Credential phishing attacks skyrocketing, 265 brands impersonated in H1 2022

Abnormal Security released a report which explores the current email threat landscape and provides insight into the latest advanced email attack trends, including increases in business email compromise, the evolution of financial supply chain compromise, and the rise of brand impersonation in credential phishing attacks.

The research found a 48% increase in email attacks over the previous six months, and 68.5% of those attacks included a credential phishing link. In addition to posing as internal employees and executives, cybercriminals impersonated well-known brands in 15% of phishing emails, relying on the brands’ familiarity and reputation to convince employees to provide their login credentials. Most common among the 265 brands impersonated in these attacks were social networks and Microsoft products.

“The vast majority of cybercrime today is successful because it exploits the people behind the keyboard,” said Crane Hassold, director of threat intelligence at Abnormal Security.

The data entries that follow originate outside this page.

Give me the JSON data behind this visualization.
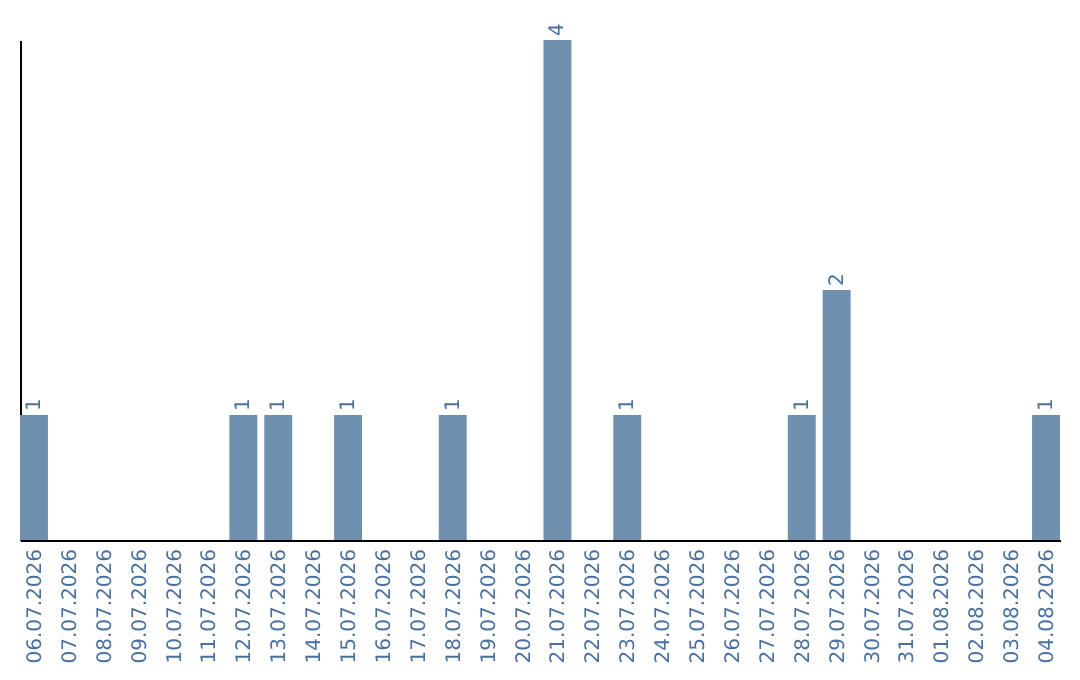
{
  "chart_data": {
    "type": "bar",
    "categories": [
      "06.07.2026",
      "07.07.2026",
      "08.07.2026",
      "09.07.2026",
      "10.07.2026",
      "11.07.2026",
      "12.07.2026",
      "13.07.2026",
      "14.07.2026",
      "15.07.2026",
      "16.07.2026",
      "17.07.2026",
      "18.07.2026",
      "19.07.2026",
      "20.07.2026",
      "21.07.2026",
      "22.07.2026",
      "23.07.2026",
      "24.07.2026",
      "25.07.2026",
      "26.07.2026",
      "27.07.2026",
      "28.07.2026",
      "29.07.2026",
      "30.07.2026",
      "31.07.2026",
      "01.08.2026",
      "02.08.2026",
      "03.08.2026",
      "04.08.2026"
    ],
    "values": [
      1,
      0,
      0,
      0,
      0,
      0,
      1,
      1,
      0,
      1,
      0,
      0,
      1,
      0,
      0,
      4,
      0,
      1,
      0,
      0,
      0,
      0,
      1,
      2,
      0,
      0,
      0,
      0,
      0,
      1
    ],
    "value_labels": [
      "1",
      null,
      null,
      null,
      null,
      null,
      "1",
      "1",
      null,
      "1",
      null,
      null,
      "1",
      null,
      null,
      "4",
      null,
      "1",
      null,
      null,
      null,
      null,
      "1",
      "2",
      null,
      null,
      null,
      null,
      null,
      "1"
    ],
    "color": "#6f8fae"
  }
}
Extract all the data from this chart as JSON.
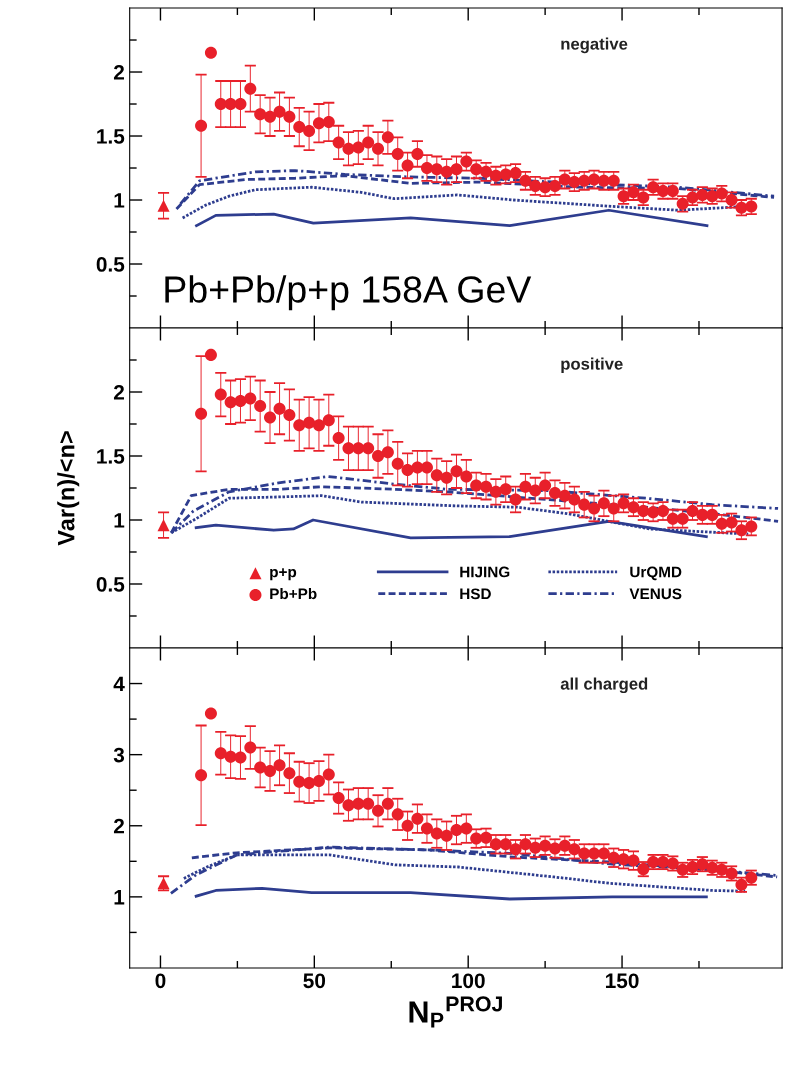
{
  "chart_data": [
    {
      "type": "line",
      "xlim": [
        -10,
        202
      ],
      "ylim": [
        0,
        2.5
      ],
      "xticks": [
        0,
        {
          "value": 25,
          "label": null
        },
        50,
        {
          "value": 75,
          "label": null
        },
        100,
        {
          "value": 125,
          "label": null
        },
        150,
        {
          "value": 175,
          "label": null
        }
      ],
      "yticks": [
        {
          "value": 0.25,
          "label": null
        },
        0.5,
        {
          "value": 0.75,
          "label": null
        },
        1,
        {
          "value": 1.25,
          "label": null
        },
        1.5,
        {
          "value": 1.75,
          "label": null
        },
        2,
        {
          "value": 2.25,
          "label": null
        }
      ],
      "tick_labels": "y",
      "grid": false,
      "legend": false,
      "annotations": [
        "negative",
        "Pb+Pb/p+p 158A GeV"
      ],
      "series": [
        {
          "type": "scatter",
          "marker": "triangle",
          "color": "#e8202a",
          "x": [
            1
          ],
          "values": [
            0.955
          ],
          "errors": [
            0.1
          ]
        },
        {
          "type": "scatter",
          "marker": "circle",
          "color": "#e8202a",
          "x": [
            13.2,
            16.4,
            19.6,
            22.8,
            26.0,
            29.2,
            32.4,
            35.6,
            38.7,
            41.9,
            45.1,
            48.3,
            51.5,
            54.7,
            57.9,
            61.1,
            64.3,
            67.5,
            70.7,
            73.9,
            77.1,
            80.3,
            83.5,
            86.6,
            89.8,
            93.0,
            96.2,
            99.4,
            102.6,
            105.8,
            109.0,
            112.2,
            115.4,
            118.6,
            121.8,
            125.0,
            128.2,
            131.4,
            134.5,
            137.7,
            140.9,
            144.1,
            147.3,
            150.5,
            153.7,
            156.9,
            160.1,
            163.3,
            166.5,
            169.7,
            172.9,
            176.1,
            179.3,
            182.4,
            185.6,
            188.8,
            192.0
          ],
          "values": [
            1.58,
            2.15,
            1.75,
            1.75,
            1.75,
            1.87,
            1.67,
            1.65,
            1.69,
            1.65,
            1.57,
            1.54,
            1.6,
            1.61,
            1.45,
            1.4,
            1.41,
            1.45,
            1.4,
            1.49,
            1.36,
            1.27,
            1.36,
            1.25,
            1.24,
            1.22,
            1.24,
            1.3,
            1.24,
            1.22,
            1.19,
            1.2,
            1.21,
            1.15,
            1.11,
            1.1,
            1.11,
            1.16,
            1.14,
            1.15,
            1.16,
            1.15,
            1.15,
            1.03,
            1.06,
            1.02,
            1.1,
            1.07,
            1.07,
            0.97,
            1.02,
            1.04,
            1.03,
            1.05,
            1.0,
            0.94,
            0.95
          ],
          "errors": [
            0.4,
            null,
            0.18,
            0.18,
            0.18,
            0.18,
            0.15,
            0.15,
            0.15,
            0.15,
            0.15,
            0.15,
            0.15,
            0.15,
            0.13,
            0.13,
            0.13,
            0.13,
            0.13,
            0.13,
            0.13,
            0.1,
            0.1,
            0.1,
            0.1,
            0.1,
            0.1,
            0.07,
            0.07,
            0.07,
            0.07,
            0.07,
            0.07,
            0.07,
            0.07,
            0.07,
            0.07,
            0.07,
            0.07,
            0.07,
            0.07,
            0.07,
            0.07,
            0.06,
            0.06,
            0.06,
            0.06,
            0.06,
            0.06,
            0.06,
            0.06,
            0.06,
            0.06,
            0.06,
            0.06,
            0.06,
            0.06
          ]
        },
        {
          "line_style": "solid",
          "color": "#2e3d8f",
          "x": [
            11.7,
            18.0,
            36.8,
            49.7,
            81.3,
            113.5,
            145.7,
            177.6
          ],
          "values": [
            0.8,
            0.88,
            0.89,
            0.82,
            0.86,
            0.8,
            0.92,
            0.8
          ]
        },
        {
          "line_style": "dashed",
          "color": "#2e3d8f",
          "x": [
            5.2,
            12.7,
            27.7,
            43.8,
            59.9,
            81.3,
            103.9,
            136.1,
            168.3,
            199.4
          ],
          "values": [
            0.93,
            1.12,
            1.16,
            1.17,
            1.19,
            1.13,
            1.14,
            1.1,
            1.09,
            1.02
          ]
        },
        {
          "line_style": "dotted",
          "color": "#2e3d8f",
          "x": [
            7.2,
            14.7,
            22.3,
            30.8,
            49.1,
            65.2,
            76.0,
            96.4,
            114.7,
            146.9,
            168.3,
            189.8
          ],
          "values": [
            0.86,
            0.96,
            1.03,
            1.08,
            1.1,
            1.06,
            1.01,
            1.04,
            1.0,
            0.95,
            0.92,
            0.95
          ]
        },
        {
          "line_style": "dashdot",
          "color": "#2e3d8f",
          "x": [
            6.5,
            12.7,
            30.8,
            43.8,
            59.9,
            81.3,
            103.9,
            136.1,
            168.3,
            199.4
          ],
          "values": [
            0.97,
            1.15,
            1.22,
            1.23,
            1.2,
            1.18,
            1.17,
            1.13,
            1.1,
            1.03
          ]
        }
      ]
    },
    {
      "type": "line",
      "ylabel": "Var(n)/<n>",
      "xlim": [
        -10,
        202
      ],
      "ylim": [
        0,
        2.5
      ],
      "xticks": [
        0,
        {
          "value": 25,
          "label": null
        },
        50,
        {
          "value": 75,
          "label": null
        },
        100,
        {
          "value": 125,
          "label": null
        },
        150,
        {
          "value": 175,
          "label": null
        }
      ],
      "yticks": [
        {
          "value": 0.25,
          "label": null
        },
        0.5,
        {
          "value": 0.75,
          "label": null
        },
        1,
        {
          "value": 1.25,
          "label": null
        },
        1.5,
        {
          "value": 1.75,
          "label": null
        },
        2,
        {
          "value": 2.25,
          "label": null
        }
      ],
      "tick_labels": "y",
      "grid": false,
      "legend": "bottom",
      "annotations": [
        "positive"
      ],
      "series": [
        {
          "type": "scatter",
          "name": "p+p",
          "marker": "triangle",
          "color": "#e8202a",
          "x": [
            1
          ],
          "values": [
            0.96
          ],
          "errors": [
            0.1
          ]
        },
        {
          "type": "scatter",
          "name": "Pb+Pb",
          "marker": "circle",
          "color": "#e8202a",
          "x": [
            13.2,
            16.4,
            19.6,
            22.8,
            26.0,
            29.2,
            32.4,
            35.6,
            38.7,
            41.9,
            45.1,
            48.3,
            51.5,
            54.7,
            57.9,
            61.1,
            64.3,
            67.5,
            70.7,
            73.9,
            77.1,
            80.3,
            83.5,
            86.6,
            89.8,
            93.0,
            96.2,
            99.4,
            102.6,
            105.8,
            109.0,
            112.2,
            115.4,
            118.6,
            121.8,
            125.0,
            128.2,
            131.4,
            134.5,
            137.7,
            140.9,
            144.1,
            147.3,
            150.5,
            153.7,
            156.9,
            160.1,
            163.3,
            166.5,
            169.7,
            172.9,
            176.1,
            179.3,
            182.4,
            185.6,
            188.8,
            192.0
          ],
          "values": [
            1.83,
            2.29,
            1.98,
            1.92,
            1.93,
            1.95,
            1.89,
            1.8,
            1.87,
            1.82,
            1.74,
            1.76,
            1.74,
            1.78,
            1.64,
            1.56,
            1.56,
            1.56,
            1.5,
            1.53,
            1.44,
            1.39,
            1.41,
            1.41,
            1.35,
            1.33,
            1.38,
            1.34,
            1.27,
            1.26,
            1.22,
            1.24,
            1.16,
            1.26,
            1.23,
            1.27,
            1.21,
            1.19,
            1.16,
            1.12,
            1.09,
            1.13,
            1.09,
            1.13,
            1.1,
            1.07,
            1.06,
            1.07,
            1.01,
            1.01,
            1.07,
            1.04,
            1.04,
            0.97,
            0.98,
            0.92,
            0.95
          ],
          "errors": [
            0.45,
            null,
            0.17,
            0.17,
            0.17,
            0.17,
            0.2,
            0.2,
            0.2,
            0.2,
            0.2,
            0.2,
            0.2,
            0.2,
            0.17,
            0.17,
            0.17,
            0.17,
            0.17,
            0.17,
            0.17,
            0.13,
            0.13,
            0.13,
            0.13,
            0.13,
            0.13,
            0.13,
            0.1,
            0.1,
            0.1,
            0.1,
            0.1,
            0.1,
            0.1,
            0.1,
            0.1,
            0.1,
            0.1,
            0.1,
            0.1,
            0.1,
            0.1,
            0.07,
            0.07,
            0.07,
            0.07,
            0.07,
            0.07,
            0.07,
            0.07,
            0.07,
            0.07,
            0.07,
            0.07,
            0.07,
            0.07
          ]
        },
        {
          "name": "HIJING",
          "line_style": "solid",
          "color": "#2e3d8f",
          "x": [
            11.6,
            18.0,
            36.8,
            43.2,
            49.6,
            81.3,
            113.5,
            145.7,
            177.4
          ],
          "values": [
            0.94,
            0.96,
            0.92,
            0.93,
            1.0,
            0.86,
            0.87,
            0.99,
            0.87
          ]
        },
        {
          "name": "HSD",
          "line_style": "dashed",
          "color": "#2e3d8f",
          "x": [
            3.5,
            10.0,
            22.3,
            38.4,
            52.4,
            76.0,
            93.4,
            125.6,
            157.8,
            179.3,
            200.7
          ],
          "values": [
            0.9,
            1.19,
            1.24,
            1.24,
            1.26,
            1.24,
            1.22,
            1.16,
            1.1,
            1.05,
            0.99
          ]
        },
        {
          "name": "UrQMD",
          "line_style": "dotted",
          "color": "#2e3d8f",
          "x": [
            3.5,
            11.6,
            22.3,
            38.4,
            52.4,
            65.3,
            96.4,
            116.0,
            132.1,
            159.0,
            191.0
          ],
          "values": [
            0.9,
            1.01,
            1.17,
            1.18,
            1.19,
            1.14,
            1.11,
            1.1,
            1.05,
            0.93,
            0.89
          ]
        },
        {
          "name": "VENUS",
          "line_style": "dashdot",
          "color": "#2e3d8f",
          "x": [
            3.5,
            10.7,
            22.3,
            38.4,
            54.5,
            76.0,
            93.4,
            125.6,
            157.8,
            179.3,
            200.7
          ],
          "values": [
            0.9,
            1.07,
            1.22,
            1.29,
            1.34,
            1.28,
            1.24,
            1.23,
            1.17,
            1.12,
            1.09
          ]
        }
      ]
    },
    {
      "type": "line",
      "xlabel": "N$_{P}$$^{PROJ}$",
      "xlim": [
        -10,
        202
      ],
      "ylim": [
        0,
        4.5
      ],
      "xticks": [
        0,
        {
          "value": 25,
          "label": null
        },
        50,
        {
          "value": 75,
          "label": null
        },
        100,
        {
          "value": 125,
          "label": null
        },
        150,
        {
          "value": 175,
          "label": null
        }
      ],
      "yticks": [
        {
          "value": 0.5,
          "label": null
        },
        1,
        {
          "value": 1.5,
          "label": null
        },
        2,
        {
          "value": 2.5,
          "label": null
        },
        3,
        {
          "value": 3.5,
          "label": null
        },
        4
      ],
      "grid": false,
      "legend": false,
      "annotations": [
        "all charged"
      ],
      "series": [
        {
          "type": "scatter",
          "marker": "triangle",
          "color": "#e8202a",
          "x": [
            1
          ],
          "values": [
            1.19
          ],
          "errors": [
            0.1
          ]
        },
        {
          "type": "scatter",
          "marker": "circle",
          "color": "#e8202a",
          "x": [
            13.2,
            16.4,
            19.6,
            22.8,
            26.0,
            29.2,
            32.4,
            35.6,
            38.7,
            41.9,
            45.1,
            48.3,
            51.5,
            54.7,
            57.9,
            61.1,
            64.3,
            67.5,
            70.7,
            73.9,
            77.1,
            80.3,
            83.5,
            86.6,
            89.8,
            93.0,
            96.2,
            99.4,
            102.6,
            105.8,
            109.0,
            112.2,
            115.4,
            118.6,
            121.8,
            125.0,
            128.2,
            131.4,
            134.5,
            137.7,
            140.9,
            144.1,
            147.3,
            150.5,
            153.7,
            156.9,
            160.1,
            163.3,
            166.5,
            169.7,
            172.9,
            176.1,
            179.3,
            182.4,
            185.6,
            188.8,
            192.0
          ],
          "values": [
            2.71,
            3.58,
            3.02,
            2.97,
            2.96,
            3.1,
            2.82,
            2.77,
            2.85,
            2.74,
            2.62,
            2.6,
            2.63,
            2.72,
            2.39,
            2.29,
            2.31,
            2.31,
            2.21,
            2.31,
            2.16,
            2.0,
            2.1,
            1.96,
            1.89,
            1.86,
            1.94,
            1.96,
            1.82,
            1.83,
            1.74,
            1.74,
            1.67,
            1.74,
            1.69,
            1.72,
            1.68,
            1.72,
            1.67,
            1.61,
            1.61,
            1.61,
            1.55,
            1.53,
            1.51,
            1.39,
            1.49,
            1.49,
            1.47,
            1.38,
            1.42,
            1.46,
            1.41,
            1.38,
            1.33,
            1.17,
            1.27
          ],
          "errors": [
            0.7,
            null,
            0.3,
            0.3,
            0.3,
            0.3,
            0.28,
            0.28,
            0.28,
            0.28,
            0.28,
            0.28,
            0.28,
            0.28,
            0.22,
            0.22,
            0.22,
            0.22,
            0.22,
            0.22,
            0.22,
            0.2,
            0.2,
            0.2,
            0.2,
            0.2,
            0.2,
            0.2,
            0.13,
            0.13,
            0.13,
            0.13,
            0.13,
            0.13,
            0.13,
            0.13,
            0.13,
            0.13,
            0.13,
            0.13,
            0.13,
            0.13,
            0.13,
            0.13,
            0.13,
            0.1,
            0.1,
            0.1,
            0.1,
            0.1,
            0.1,
            0.1,
            0.1,
            0.1,
            0.1,
            0.1,
            0.1
          ]
        },
        {
          "line_style": "solid",
          "color": "#2e3d8f",
          "x": [
            11.6,
            18.0,
            33.0,
            49.1,
            81.3,
            113.5,
            146.8,
            177.4
          ],
          "values": [
            1.01,
            1.09,
            1.12,
            1.06,
            1.06,
            0.97,
            1.0,
            1.0
          ]
        },
        {
          "line_style": "dashed",
          "color": "#2e3d8f",
          "x": [
            10.2,
            24.8,
            54.9,
            87.1,
            114.6,
            146.8,
            179.0,
            200.4
          ],
          "values": [
            1.55,
            1.62,
            1.69,
            1.66,
            1.56,
            1.49,
            1.38,
            1.28
          ]
        },
        {
          "line_style": "dotted",
          "color": "#2e3d8f",
          "x": [
            7.6,
            15.1,
            24.8,
            54.9,
            76.3,
            96.7,
            127.9,
            146.1,
            179.3,
            190.0
          ],
          "values": [
            1.26,
            1.42,
            1.59,
            1.59,
            1.45,
            1.42,
            1.28,
            1.19,
            1.09,
            1.08
          ]
        },
        {
          "line_style": "dashdot",
          "color": "#2e3d8f",
          "x": [
            3.4,
            11.6,
            24.8,
            54.9,
            87.1,
            114.6,
            146.8,
            179.0,
            200.4
          ],
          "values": [
            1.05,
            1.31,
            1.59,
            1.7,
            1.66,
            1.61,
            1.46,
            1.38,
            1.3
          ]
        }
      ]
    }
  ]
}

“By compromising people rather than networks, it’s easier for attackers to circumvent conventional security measures. This is especially true with brand impersonation, where attackers use urgency and fear to encourage their targets to provide usernames and passwords.”

LinkedIn took the top spot for brand impersonation, but Outlook, OneDrive and Microsoft 365 appeared in 20% of all attacks. What makes these attacks particularly dangerous is that phishing emails are often the first step to compromising employee email accounts. Acquiring Microsoft credentials enables cybercriminals to access the full suite of connected products, allowing them to view sensitive data and use the account to send business email compromise attacks.

Additional findings

• Over a third of credential phishing attacks involving brand impersonation targeted educational institutions and religious organizations.
• There was a 150% year-over-year increase in BEC attacks, showcasing the increased threat of these most financially-damaging attacks.
• BEC attacks target every industry, but advertising and marketing agencies remain the most at risk with an 83% chance of receiving a BEC attack each week.
• Financial supply chain compromise is continuing at a steady pace and targeting nearly every size organization, with 89% of large enterprises receiving at least one vendor attack each week.

“We know that email attacks target organizations of all sizes across all industries, but this data continues to reiterate that point. Brand impersonation is particularly worrisome for cybersecurity leaders, since the most sophisticated attacks are incredibly difficult to differentiate from a legitimate email from that brand,” stated Mike Britton, CISO at Abnormal Security.

“As we see this trend continue to increase across the threat landscape, organizations should look to add security solutions that can detect these attacks, even when they come from legitimate domains and use never-before-seen links.”